Au rythme des chapitres s’égrènent des pages semblables à de vieux albums où l’on collait des photos : parfois, cette photo existe, parfois elle n’existe pas. Chacun y lira sa propre interprétation, mais la photo, visible ou invisible demeure dans l’esprit de celui qui la voit. Voilà une très jolie idée de narration imaginée par l’auteur qui nous permet à nous aussi de contempler un instant de vie, réel ou irréel, attendu ou imaginé.

L’écriture très musicale de Diane Peylin fait le reste. Elle touche à l’intime par les 5 sens. Des phrases longues, l’utilisation de nombreuses virgules permettent de toucher du doigt ce sublime silence qui ne demande qu’à s’exprimer. Quand la lumière touche les mots, c’est le corps tout entier qui s’embrase sous le feu des confidences autorisant l’apaisement des chairs et des esprits. Le cœur des hommes palpite dans cette masure riche du souvenir d’Alexandre, et de la renaissance de Robin venu « combler les carences », « camoufler les vides sous sa carcasse. » Les liens négligés reprennent peu à peu vie, les murs construits se démontent progressivement, une « aube nouvelle» illumine l’obscurité des inquiétudes restées trop longtemps tapies dans l’ombre. «Robin a quarante-sept ans. Robin laisse les flots jaillir. Robin se recroqueville et s’engouffre dans cette faille, s’y perd pour s’y retrouver, crie enfin, crie du plus fort qu’il peut, et tremble pour ne plus trembler. Ne plus avoir peur que la terre s’effondre. Être en accord avec cette révolution. Ne pas lutter contre. Se pardonner même si pas coupable. Croire au nouveau jour.»
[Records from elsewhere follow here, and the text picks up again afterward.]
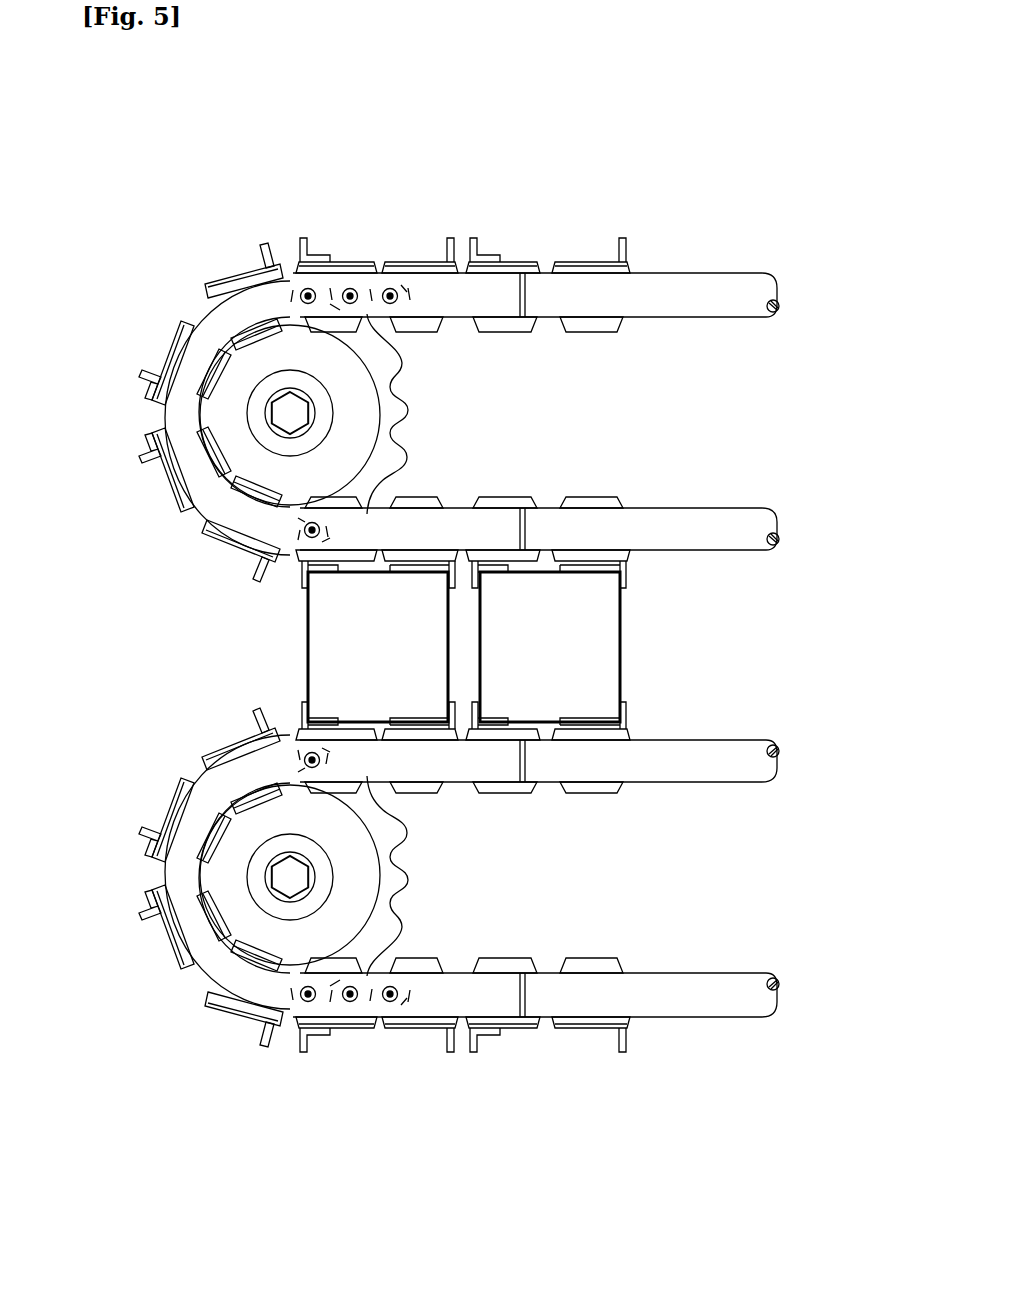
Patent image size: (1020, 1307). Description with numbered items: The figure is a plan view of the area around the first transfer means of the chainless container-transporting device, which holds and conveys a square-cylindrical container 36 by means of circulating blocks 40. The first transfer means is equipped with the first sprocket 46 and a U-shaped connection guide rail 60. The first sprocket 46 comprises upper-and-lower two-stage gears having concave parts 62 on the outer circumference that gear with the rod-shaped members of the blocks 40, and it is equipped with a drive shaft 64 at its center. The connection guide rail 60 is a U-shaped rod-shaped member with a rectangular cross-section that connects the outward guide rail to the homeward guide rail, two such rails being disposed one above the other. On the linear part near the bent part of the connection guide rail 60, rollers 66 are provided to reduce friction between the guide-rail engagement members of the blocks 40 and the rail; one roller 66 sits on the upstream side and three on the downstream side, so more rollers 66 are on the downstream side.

The square-cylindrical container 36 is at (307, 653).
The block 40 is at (593, 232).
The first sprocket 46 is at (453, 431).
The connection guide rail 60 is at (466, 295).
The concave part 62 is at (412, 332).
The drive shaft 64 is at (252, 413).
The roller 66 is at (297, 240).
Alors, dans ce flot de traumatismes, de plaies béantes ou cachées, les barrières tombent et je ne veux garder en moi que cette sensation de paix libératrice qui m’a envahie à la fin, cette chance d’être en vie, cette rencontre entre des mots et des émotions. « Il n’y a plus d’alibis, plus d’excuses. Les souvenirs ont perdu leur apparat et désormais tout est visible. Les éclats de rire, la folie douce, les soirées merveilleuses, l’amour véritable, la complicité qui les unissaient, tout est là, leur quatuor a bien existé, unique, monumental, passionné. » « Le bal » est un cadeau dont il faut savourer chaque mot.